In 2021, Magnum filed to sell the stations to Morgan Murphy Media, allowing WKBT to address its signal issues with its physical VHF channel 8 within La Crosse by repeating the station on UHF within the city. Magnum retained the WBOO call letters by swapping them with its radio station in Reedsburg, which became WBOO; WBOO-LP became WBDL-LP. The sale was completed on November 30, 2021. Its now-duplicative channel position was dropped by Charter Spectrum across the La Crosse–Eau Claire and Rochester service territories soon after.

On November 18, 2021, WEZY-LP was licensed for digital operations as WPDR-LD.

==Former programming==
KQEG featured much of the main programming schedule (non paid-programming) of AMGTV. Times when AMG programming was seen generally included weekdays from 1 to 6 a.m. and from 10 to 11:30 a.m., Saturdays from 1 to 10 a.m., and Sundays from 1 to 8 a.m. The above network programming blocks were regularly preempted with syndicated home shopping or KQEG original programs.

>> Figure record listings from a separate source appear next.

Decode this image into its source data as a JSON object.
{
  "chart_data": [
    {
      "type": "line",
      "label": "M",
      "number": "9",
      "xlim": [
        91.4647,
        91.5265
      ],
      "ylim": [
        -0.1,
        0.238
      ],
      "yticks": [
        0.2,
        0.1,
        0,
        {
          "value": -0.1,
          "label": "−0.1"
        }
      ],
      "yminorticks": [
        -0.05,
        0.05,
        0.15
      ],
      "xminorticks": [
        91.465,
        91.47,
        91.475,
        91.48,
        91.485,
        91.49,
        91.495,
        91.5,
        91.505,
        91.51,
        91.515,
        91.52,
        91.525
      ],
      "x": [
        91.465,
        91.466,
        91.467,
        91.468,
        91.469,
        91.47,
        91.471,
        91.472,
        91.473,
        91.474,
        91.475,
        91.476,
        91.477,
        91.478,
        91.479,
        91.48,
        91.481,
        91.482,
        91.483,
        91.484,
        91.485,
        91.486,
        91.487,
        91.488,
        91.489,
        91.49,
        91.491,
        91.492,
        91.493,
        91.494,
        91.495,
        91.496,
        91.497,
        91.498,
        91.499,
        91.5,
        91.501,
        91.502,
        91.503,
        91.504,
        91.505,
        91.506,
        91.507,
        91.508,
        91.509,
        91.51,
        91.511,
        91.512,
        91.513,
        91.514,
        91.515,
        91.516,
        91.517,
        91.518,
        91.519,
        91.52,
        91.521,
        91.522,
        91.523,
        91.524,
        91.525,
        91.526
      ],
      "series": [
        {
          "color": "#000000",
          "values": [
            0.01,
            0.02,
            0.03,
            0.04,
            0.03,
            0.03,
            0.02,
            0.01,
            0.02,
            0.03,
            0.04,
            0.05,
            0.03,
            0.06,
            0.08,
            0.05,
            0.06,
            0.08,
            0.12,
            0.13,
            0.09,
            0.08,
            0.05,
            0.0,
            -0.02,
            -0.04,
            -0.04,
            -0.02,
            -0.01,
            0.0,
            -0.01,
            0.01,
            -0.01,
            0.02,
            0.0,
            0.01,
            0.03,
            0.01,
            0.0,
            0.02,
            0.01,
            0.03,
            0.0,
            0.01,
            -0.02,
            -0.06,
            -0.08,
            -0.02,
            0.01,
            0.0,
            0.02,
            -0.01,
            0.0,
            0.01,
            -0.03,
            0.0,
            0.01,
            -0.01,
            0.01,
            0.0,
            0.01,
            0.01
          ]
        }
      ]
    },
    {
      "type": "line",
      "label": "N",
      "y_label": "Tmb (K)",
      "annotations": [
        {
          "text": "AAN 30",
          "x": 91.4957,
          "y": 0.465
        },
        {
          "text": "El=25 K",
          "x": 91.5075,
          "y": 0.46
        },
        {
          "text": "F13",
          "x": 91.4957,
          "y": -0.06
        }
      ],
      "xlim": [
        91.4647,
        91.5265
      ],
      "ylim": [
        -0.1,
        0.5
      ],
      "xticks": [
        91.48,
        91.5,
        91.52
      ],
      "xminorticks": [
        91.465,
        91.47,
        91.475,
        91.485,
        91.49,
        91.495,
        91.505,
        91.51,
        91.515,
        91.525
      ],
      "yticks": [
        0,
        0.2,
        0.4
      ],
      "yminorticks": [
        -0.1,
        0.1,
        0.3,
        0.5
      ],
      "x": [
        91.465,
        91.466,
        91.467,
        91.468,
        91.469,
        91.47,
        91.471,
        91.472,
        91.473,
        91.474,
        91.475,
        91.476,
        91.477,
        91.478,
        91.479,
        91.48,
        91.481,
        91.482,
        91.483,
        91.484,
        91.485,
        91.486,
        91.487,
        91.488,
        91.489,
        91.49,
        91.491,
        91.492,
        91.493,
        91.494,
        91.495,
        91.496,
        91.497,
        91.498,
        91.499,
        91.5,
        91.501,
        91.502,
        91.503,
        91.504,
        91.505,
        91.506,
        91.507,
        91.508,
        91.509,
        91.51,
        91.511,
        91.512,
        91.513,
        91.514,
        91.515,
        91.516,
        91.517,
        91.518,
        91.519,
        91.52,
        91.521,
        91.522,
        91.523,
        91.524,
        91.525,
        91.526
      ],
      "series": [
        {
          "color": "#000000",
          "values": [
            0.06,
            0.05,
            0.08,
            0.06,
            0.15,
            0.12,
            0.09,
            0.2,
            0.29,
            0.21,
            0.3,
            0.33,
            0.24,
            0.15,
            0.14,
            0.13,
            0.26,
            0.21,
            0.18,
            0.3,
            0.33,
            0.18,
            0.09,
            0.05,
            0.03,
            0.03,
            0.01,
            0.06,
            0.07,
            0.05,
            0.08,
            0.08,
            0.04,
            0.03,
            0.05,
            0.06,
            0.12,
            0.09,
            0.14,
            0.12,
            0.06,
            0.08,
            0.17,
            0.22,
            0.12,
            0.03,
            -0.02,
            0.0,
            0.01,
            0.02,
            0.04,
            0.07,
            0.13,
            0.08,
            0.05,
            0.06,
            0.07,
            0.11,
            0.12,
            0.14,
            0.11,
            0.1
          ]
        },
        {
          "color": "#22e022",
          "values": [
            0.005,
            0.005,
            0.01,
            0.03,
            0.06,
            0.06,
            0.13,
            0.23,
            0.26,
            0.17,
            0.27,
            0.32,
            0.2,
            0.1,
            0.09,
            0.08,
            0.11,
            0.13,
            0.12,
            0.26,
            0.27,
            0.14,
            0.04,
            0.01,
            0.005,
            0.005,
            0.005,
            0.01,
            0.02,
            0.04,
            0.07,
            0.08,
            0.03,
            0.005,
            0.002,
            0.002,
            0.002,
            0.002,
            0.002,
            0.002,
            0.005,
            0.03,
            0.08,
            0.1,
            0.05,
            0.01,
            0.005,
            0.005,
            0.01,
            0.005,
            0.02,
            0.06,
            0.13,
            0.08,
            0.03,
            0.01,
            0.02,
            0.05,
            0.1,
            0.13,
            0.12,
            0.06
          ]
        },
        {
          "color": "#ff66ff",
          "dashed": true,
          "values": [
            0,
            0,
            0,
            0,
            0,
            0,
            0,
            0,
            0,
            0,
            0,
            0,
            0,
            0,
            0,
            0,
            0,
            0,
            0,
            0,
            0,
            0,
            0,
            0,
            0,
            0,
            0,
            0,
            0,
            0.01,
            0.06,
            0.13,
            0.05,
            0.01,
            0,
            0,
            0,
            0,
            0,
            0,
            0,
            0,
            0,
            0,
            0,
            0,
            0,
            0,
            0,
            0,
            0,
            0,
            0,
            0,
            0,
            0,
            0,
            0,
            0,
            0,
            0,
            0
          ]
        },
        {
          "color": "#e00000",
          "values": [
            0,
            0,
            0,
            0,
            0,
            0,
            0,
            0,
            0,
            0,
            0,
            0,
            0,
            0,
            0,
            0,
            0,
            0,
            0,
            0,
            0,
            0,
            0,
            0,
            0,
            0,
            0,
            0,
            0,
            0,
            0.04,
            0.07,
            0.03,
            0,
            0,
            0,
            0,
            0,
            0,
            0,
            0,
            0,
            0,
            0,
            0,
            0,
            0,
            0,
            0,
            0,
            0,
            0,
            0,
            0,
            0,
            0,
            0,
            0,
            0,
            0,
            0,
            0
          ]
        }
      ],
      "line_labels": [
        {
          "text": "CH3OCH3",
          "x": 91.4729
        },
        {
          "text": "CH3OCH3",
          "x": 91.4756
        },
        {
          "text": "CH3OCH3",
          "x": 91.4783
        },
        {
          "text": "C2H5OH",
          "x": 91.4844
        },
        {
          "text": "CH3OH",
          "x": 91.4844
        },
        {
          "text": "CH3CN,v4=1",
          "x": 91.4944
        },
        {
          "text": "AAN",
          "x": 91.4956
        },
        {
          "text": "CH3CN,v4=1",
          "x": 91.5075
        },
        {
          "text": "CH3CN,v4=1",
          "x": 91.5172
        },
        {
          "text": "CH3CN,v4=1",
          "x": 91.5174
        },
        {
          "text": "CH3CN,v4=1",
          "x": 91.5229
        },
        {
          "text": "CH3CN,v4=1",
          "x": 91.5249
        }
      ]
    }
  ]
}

Original local programming produced by KQEG included local high school sports, Knights of Thunder (La Crosse Fairgrounds Speedway coverage), Seven Rivers Sports, Seven Rivers Racing, Seven Rivers Health, Seven Rivers Spotlight, selected parades, Little Britches Rodeo, La Crosse County government meetings, and in conjunction with UW-La Crosse, the annual Coulee Region Humane Society Telethon.

==Technical information==
===Subchannels===
This station rebroadcasts the subchannels of WKBT-DT:

Subchannels of WKBT-DT
| Channel | Res. | Short name | Programming |
| 8.1 | 1080i | WKBT-HD | CBS |
| 8.2 | 720p | WKBT-DT | Independent with MyNetworkTV |
| 8.3 | 480i | ION | Ion |
| 8.4 | DABL | Dabl |
| 8.5 | QVC | QVC |
| 8.6 | HSN | HSN |

===Analog-to-digital transition===
On September 25, 2009, Magnum Radio was granted a construction permit by the FCC for a digital flash cut of KQEG-CA channel 23 (UHF analog) to KQEG-CD channel 23 (UHF digital). The station carried out its digital flash cut over a period of several weeks beginning in May 2015.